Book Club time! I’ve really enjoyed reading Daniel Santamaria’s new book, Extensible Processing for Archives and Special Collections. I asked for the chance to review Chapters 3, 4, and 5, because I thought that they would most directly relate to the accessioning and processing that I handle in my job. Since starting to read, however, I’ve found that Extensible Processing is much more holistic than its chapter headings imply — so, my first recommendation is to just read the whole thing. There are pieces of each chapter that I have found incredibly relevant to my work, beyond the three chapters designated for processing, backlogs, and accessioning.
I really like how Dan offers practical steps for establishing an extensible processing program. In Chapter 3, he explains how processing collections should be viewed as cyclical, rather than linear; he argues that collections and their descriptions should “always be seen as works in progress” (p. 29). His approach to processing always focuses on getting the material available quickly, with the caveat that more arrangement and description can always follow later, if use demands it. Chapter 4 is tailored to addressing backlogs, and encourages institutions to use collections assessments and surveys as a means of defining and prioritizing their backlog in a structured way.
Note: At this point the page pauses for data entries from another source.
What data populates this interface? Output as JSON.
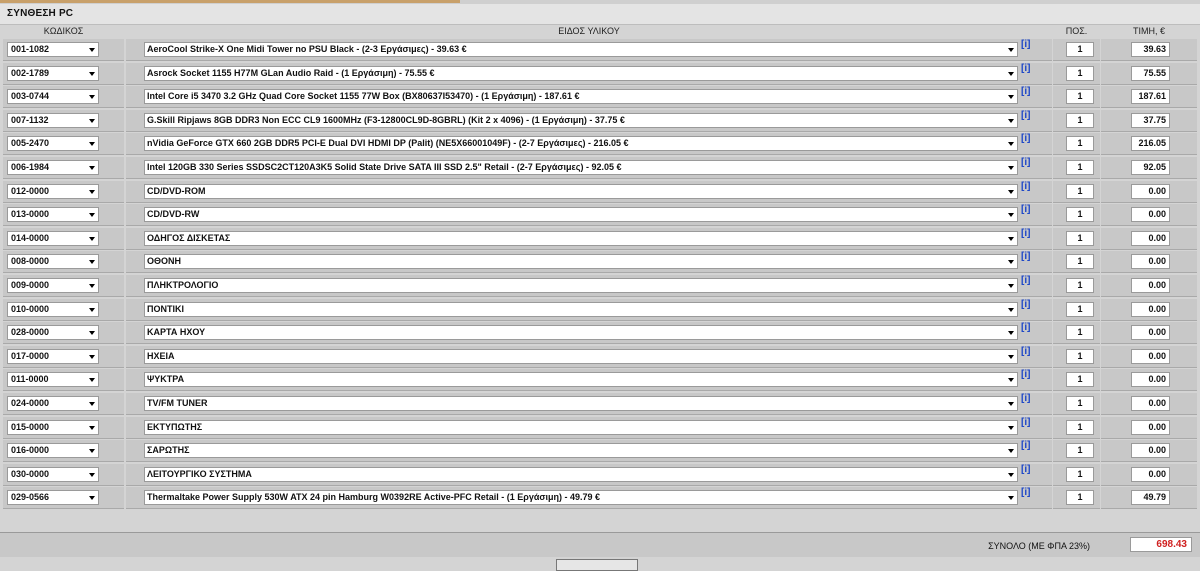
{
  "title": "ΣΥΝΘΕΣΗ PC",
  "headers": {
    "code": "ΚΩΔΙΚΟΣ",
    "item": "ΕΙΔΟΣ ΥΛΙΚΟΥ",
    "qty": "ΠΟΣ.",
    "price": "ΤΙΜΗ, €"
  },
  "info_label": "[i]",
  "rows": [
    {
      "code": "001-1082",
      "desc": "AeroCool Strike-X One Midi Tower no PSU Black - (2-3 Εργάσιμες) - 39.63 €",
      "qty": "1",
      "price": "39.63"
    },
    {
      "code": "002-1789",
      "desc": "Asrock Socket 1155 H77M GLan Audio Raid - (1 Εργάσιμη) - 75.55 €",
      "qty": "1",
      "price": "75.55"
    },
    {
      "code": "003-0744",
      "desc": "Intel Core i5 3470 3.2 GHz Quad Core Socket 1155 77W Box (BX80637I53470) - (1 Εργάσιμη) - 187.61 €",
      "qty": "1",
      "price": "187.61"
    },
    {
      "code": "007-1132",
      "desc": "G.Skill Ripjaws 8GB DDR3 Non ECC CL9 1600MHz (F3-12800CL9D-8GBRL) (Kit 2 x 4096) - (1 Εργάσιμη) - 37.75 €",
      "qty": "1",
      "price": "37.75"
    },
    {
      "code": "005-2470",
      "desc": "nVidia GeForce GTX 660 2GB DDR5 PCI-E Dual DVI HDMI DP (Palit) (NE5X66001049F) - (2-7 Εργάσιμες) - 216.05 €",
      "qty": "1",
      "price": "216.05"
    },
    {
      "code": "006-1984",
      "desc": "Intel 120GB 330 Series SSDSC2CT120A3K5 Solid State Drive SATA III SSD 2.5\" Retail - (2-7 Εργάσιμες) - 92.05 €",
      "qty": "1",
      "price": "92.05"
    },
    {
      "code": "012-0000",
      "desc": "CD/DVD-ROM",
      "qty": "1",
      "price": "0.00"
    },
    {
      "code": "013-0000",
      "desc": "CD/DVD-RW",
      "qty": "1",
      "price": "0.00"
    },
    {
      "code": "014-0000",
      "desc": "ΟΔΗΓΟΣ ΔΙΣΚΕΤΑΣ",
      "qty": "1",
      "price": "0.00"
    },
    {
      "code": "008-0000",
      "desc": "ΟΘΟΝΗ",
      "qty": "1",
      "price": "0.00"
    },
    {
      "code": "009-0000",
      "desc": "ΠΛΗΚΤΡΟΛΟΓΙΟ",
      "qty": "1",
      "price": "0.00"
    },
    {
      "code": "010-0000",
      "desc": "ΠΟΝΤΙΚΙ",
      "qty": "1",
      "price": "0.00"
    },
    {
      "code": "028-0000",
      "desc": "ΚΑΡΤΑ ΗΧΟΥ",
      "qty": "1",
      "price": "0.00"
    },
    {
      "code": "017-0000",
      "desc": "ΗΧΕΙΑ",
      "qty": "1",
      "price": "0.00"
    },
    {
      "code": "011-0000",
      "desc": "ΨΥΚΤΡΑ",
      "qty": "1",
      "price": "0.00"
    },
    {
      "code": "024-0000",
      "desc": "TV/FM TUNER",
      "qty": "1",
      "price": "0.00"
    },
    {
      "code": "015-0000",
      "desc": "ΕΚΤΥΠΩΤΗΣ",
      "qty": "1",
      "price": "0.00"
    },
    {
      "code": "016-0000",
      "desc": "ΣΑΡΩΤΗΣ",
      "qty": "1",
      "price": "0.00"
    },
    {
      "code": "030-0000",
      "desc": "ΛΕΙΤΟΥΡΓΙΚΟ ΣΥΣΤΗΜΑ",
      "qty": "1",
      "price": "0.00"
    },
    {
      "code": "029-0566",
      "desc": "Thermaltake Power Supply 530W ATX 24 pin Hamburg W0392RE Active-PFC Retail - (1 Εργάσιμη) - 49.79 €",
      "qty": "1",
      "price": "49.79"
    }
  ],
  "footer": {
    "total_label": "ΣΥΝΟΛΟ (ΜΕ ΦΠΑ 23%)",
    "total_value": "698.43"
  },
  "bottom_button_label": "",
  "colors": {
    "accent": "#c8a06a",
    "info": "#1c46c8",
    "total": "#d02020"
  }
}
Chapter 5 takes the processing guidelines from Chapter 3 and applies them to accessioning, encouraging processing at accessioning. (Dan is not a fan of archives’ traditional approach of adding accessions to the backlog.)
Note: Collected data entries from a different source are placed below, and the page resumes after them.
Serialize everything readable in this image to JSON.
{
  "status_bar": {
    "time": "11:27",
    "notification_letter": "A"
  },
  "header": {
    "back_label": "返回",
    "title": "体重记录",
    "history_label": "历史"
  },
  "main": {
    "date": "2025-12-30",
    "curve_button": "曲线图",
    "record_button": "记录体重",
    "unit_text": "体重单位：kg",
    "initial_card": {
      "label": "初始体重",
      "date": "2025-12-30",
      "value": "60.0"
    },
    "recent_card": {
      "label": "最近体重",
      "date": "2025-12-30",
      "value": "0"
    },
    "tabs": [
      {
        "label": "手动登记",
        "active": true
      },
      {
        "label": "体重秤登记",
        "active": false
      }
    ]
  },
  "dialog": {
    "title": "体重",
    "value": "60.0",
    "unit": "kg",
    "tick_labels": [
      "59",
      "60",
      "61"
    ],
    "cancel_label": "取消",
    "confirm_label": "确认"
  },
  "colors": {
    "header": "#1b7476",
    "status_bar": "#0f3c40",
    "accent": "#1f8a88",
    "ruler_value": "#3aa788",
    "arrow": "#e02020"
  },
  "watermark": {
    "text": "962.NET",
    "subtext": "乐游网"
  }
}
Of the three chapters I am reviewing for this blog, I found Chapter 5, on accessioning, to be the most thought-provoking. We implemented processing at accessioning years ago at Duke, but we constantly acquire additions to collections and find ourselves pondering the most practical approach to integrating these new accessions with their existing collections. Dan advises adding accessions to the end of the collection, in their own series; this is certainly an approach I have used, but it has always felt like something temporary. Dan suggests that I just get used to this lack of closure. (I’m fine with that idea.) Another solution we sometimes use at Duke is to interfile smaller additions within the original collection, a tactic that Dan opposes because it can take a lot of time and upsets original order (p. 61-62). My view is that interfiling one or two folders can be much easier (and more practical, in the long term) than adding folders to a random box at the end of the collection. But, even when I disagree with the logistics of Dan’s approach, I agree with his overall argument: when adopting extensible processing, accessions are no different than any other archival collection — and therefore it should be the user’s needs that drive our processing energies.
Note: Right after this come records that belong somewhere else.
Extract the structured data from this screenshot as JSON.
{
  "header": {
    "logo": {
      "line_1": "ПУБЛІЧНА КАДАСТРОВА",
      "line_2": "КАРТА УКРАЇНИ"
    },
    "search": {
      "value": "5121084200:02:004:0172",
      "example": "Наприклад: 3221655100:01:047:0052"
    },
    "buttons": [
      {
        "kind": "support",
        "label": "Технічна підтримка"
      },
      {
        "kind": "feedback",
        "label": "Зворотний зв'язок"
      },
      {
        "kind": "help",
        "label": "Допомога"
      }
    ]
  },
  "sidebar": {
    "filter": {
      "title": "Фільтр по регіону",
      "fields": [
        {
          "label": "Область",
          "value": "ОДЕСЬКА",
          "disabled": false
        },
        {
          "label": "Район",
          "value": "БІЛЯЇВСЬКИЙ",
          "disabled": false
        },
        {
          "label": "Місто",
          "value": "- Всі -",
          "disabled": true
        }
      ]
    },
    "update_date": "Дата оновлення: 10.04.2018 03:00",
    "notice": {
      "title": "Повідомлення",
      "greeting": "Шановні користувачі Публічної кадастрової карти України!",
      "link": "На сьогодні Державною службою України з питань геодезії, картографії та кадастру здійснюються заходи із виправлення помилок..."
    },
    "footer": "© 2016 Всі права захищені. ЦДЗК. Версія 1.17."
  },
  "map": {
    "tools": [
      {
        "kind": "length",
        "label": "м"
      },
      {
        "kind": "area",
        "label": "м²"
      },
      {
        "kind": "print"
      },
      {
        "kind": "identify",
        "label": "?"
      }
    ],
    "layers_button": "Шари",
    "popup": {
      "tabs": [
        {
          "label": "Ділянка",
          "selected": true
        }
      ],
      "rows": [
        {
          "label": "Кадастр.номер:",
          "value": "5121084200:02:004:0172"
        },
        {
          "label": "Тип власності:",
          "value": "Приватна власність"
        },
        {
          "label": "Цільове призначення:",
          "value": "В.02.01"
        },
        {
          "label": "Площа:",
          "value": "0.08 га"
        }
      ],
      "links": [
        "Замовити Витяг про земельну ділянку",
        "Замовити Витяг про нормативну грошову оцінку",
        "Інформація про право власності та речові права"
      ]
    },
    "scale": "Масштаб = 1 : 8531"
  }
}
Whenever I read something well-written with lots of practical tips, I end up excited about getting back to work and just fixing everything. I found Dan’s review and application of MPLP more practical, and less perplexing (see what I did there?) than a number of other approaches I’ve read or heard about in recent years. It helps to remind ourselves that collections can always be revisited later. I appreciate his flexible approach to processing, which constantly keeps the user’s needs at the forefront. He believes in collecting and then using data, which eliminates the guessing game we often play when trying to prioritize processing demands. Furthermore, he repeatedly references the importance of buy-in from other staff and the library administration, a topic he explores further in Chapter 8. “Oooh, my colleagues would not like this” was definitely something at the front of my mind as I read his guidelines emphasizing the intellectual, rather than physical, arrangement and description of materials. I look forward to applying his suggestions as we continue to refine our processing procedures at Duke.